I remember in the early days of the pandemic when the world was closing down, I worked 14-hour days, seven days a week for months. I wrote to clients several times a week. The market was collapsing, but most of our clients were calm—I’d like to think that our portfolio decisions and thoughtful, clear, and honest communication regulated the volatility of their blood pressure. Their portfolios came out not just unscathed but actually ahead from the pandemic.
Quality and Kindness—this is the standard we hold ourselves to. Not just through returns—that is the obvious and non-negotiable part, our raison d’être—but through everything we do: every portfolio management decision, every interaction, every moment of care.
Quality woven with Kindness is our principle, our compass—guiding us when we face difficult decisions, when we navigate adversity. Together they shape who IMA is, our culture, how we treat people. The paradox is that in improving others’ lives, we find our own meaning.
We spend much of our lives stuck in the echo chamber of our consciousness, having a never-ending debate with our ego, worrying about status, our accomplishments, our image in the eyes of others. This self-focus, ironically, is a significant source of our anxiety and unhappiness. Helping others pushes us out from this prison of self-absorption and redirects our focus outward. We transcend from being the protagonist in our own drama into a supporting actor in someone else’s story. The meaning we find is not despite helping others but because of it—thus the unexpected paradox or maybe not a paradox at all.
Painting Together
Quality and Kindness are our Sistine Chapel. This alignment of my and IMA’s why is having soul in the game—when your identity and your work are inseparable, when what you do reflects who you are.

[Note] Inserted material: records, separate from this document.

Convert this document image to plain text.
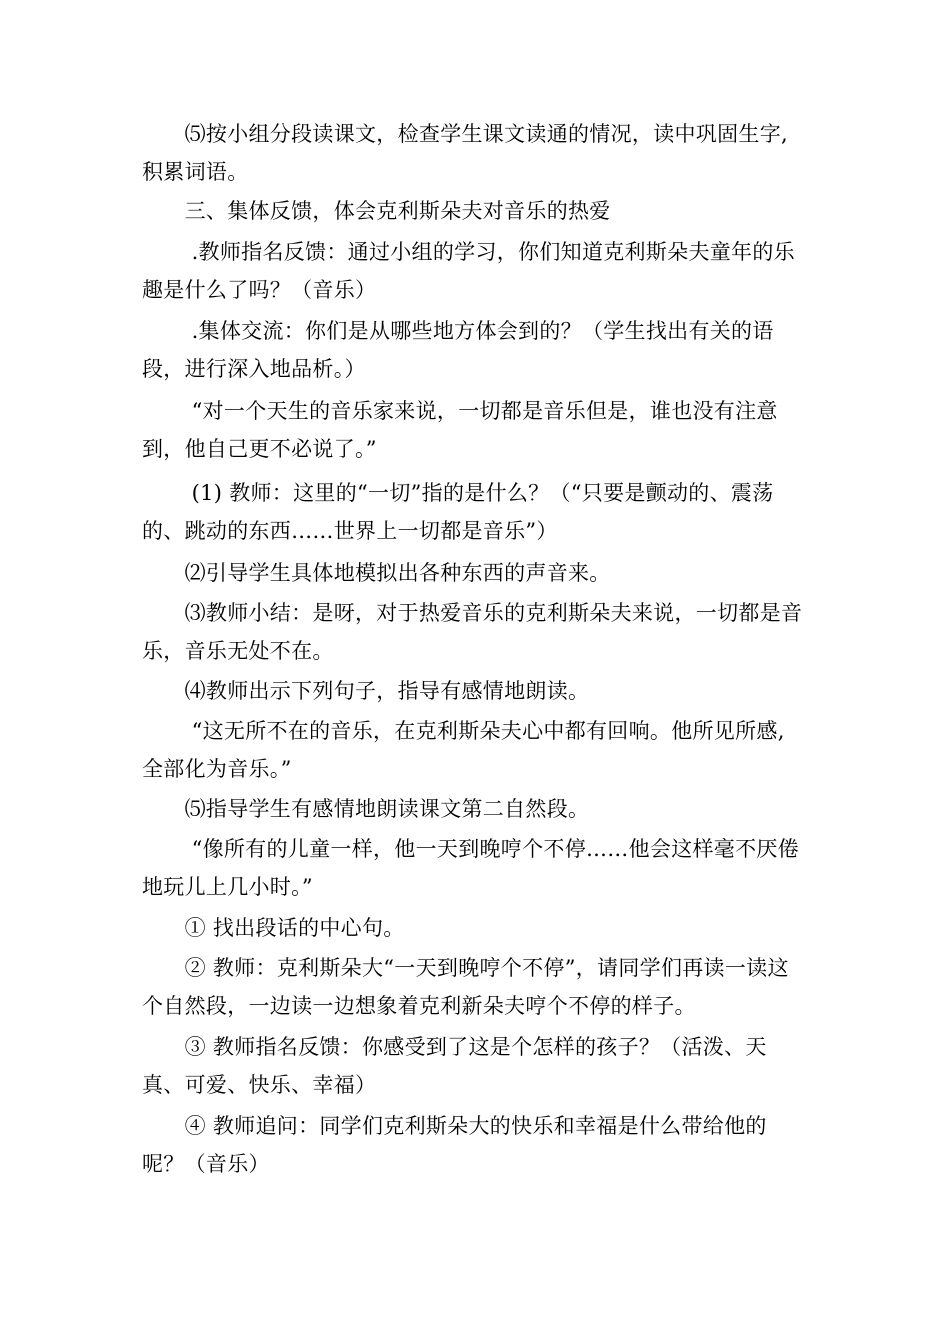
　　⑸按小组分段读课文，检查学生课文读通的情况，读中巩固生字,积累词语。

　　三、集体反馈，体会克利斯朵夫对音乐的热爱

　　 .教师指名反馈：通过小组的学习，你们知道克利斯朵夫童年的乐趣是什么了吗？（音乐）

　　 .集体交流：你们是从哪些地方体会到的？（学生找出有关的语段，进行深入地品析。）

　　 “对一个天生的音乐家来说，一切都是音乐但是，谁也没有注意到，他自己更不必说了。”

　　 (1) 教师：这里的“一切”指的是什么？（“只要是颤动的、震荡的、跳动的东西……世界上一切都是音乐”）

　　⑵引导学生具体地模拟出各种东西的声音来。

　　⑶教师小结：是呀，对于热爱音乐的克利斯朵夫来说，一切都是音乐，音乐无处不在。

　　⑷教师出示下列句子，指导有感情地朗读。

　　 “这无所不在的音乐，在克利斯朵夫心中都有回响。他所见所感,全部化为音乐。”

　　⑸指导学生有感情地朗读课文第二自然段。

　　 “像所有的儿童一样，他一天到晚哼个不停……他会这样毫不厌倦地玩儿上几小时。”

　　① 找出段话的中心句。

　　② 教师：克利斯朵大“一天到晚哼个不停”，请同学们再读一读这个自然段，一边读一边想象着克利新朵夫哼个不停的样子。

　　③ 教师指名反馈：你感受到了这是个怎样的孩子？（活泼、天真、可爱、快乐、幸福）

　　④ 教师追问：同学们克利斯朵大的快乐和幸福是什么带给他的呢？（音乐）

Michelangelo, though today he gets all the credit, did not work alone painting the Sistine Chapel, nor did Buffett build Berkshire alone—it was always a team effort. An effort of people whose whys were aligned with what their individual brushes were painting. The same applies to all team members who work at IMA—we are all painting our Sistine Chapel together. This is why I ask them, in everything they do, to ask themselves two questions: Is it quality? Is it kind?
You are part of the Sistine Chapel we are building, and I ask you to hold us to those standards. If you ever feel we can improve in delivering Quality and Kindness in your experience with IMA, especially in the smallest details, please let me know.
Key takeaways
- The Sistine Chapel of Finance: Just as Michelangelo obsessed over details 40 feet in the air, our investment philosophy treats portfolio management not as a soulless profit machine, but as a permanent work of art built on decades of discipline.
- Quality is a Feeling: Inspired by Japanese craftsmanship, we believe quality isn’t just a metric—it’s a tangible feeling found in everything from a flawlessly executed trade to a deeply researched stock analysis.
- The Black and White (and Color) of Research: Our process mixes the “black and white” of stress-tested financial models with the “color” of hunting for unique insights—like flying to headquarters or studying obscure tax laws for a single client.
- Kindness as a competitive advantage: Efficiency without humanity is dangerous. We embed kindness into our quality, ensuring that every interaction—from a quarterly letter to a simple money transfer—lowers your blood pressure rather than raising it.
- The “Why” Matters: We don’t just push numbers around; we manage the life savings of cancer researchers and retirees. This responsibility is our “Sistine Chapel,” and we paint it together with clients who share our long-term values.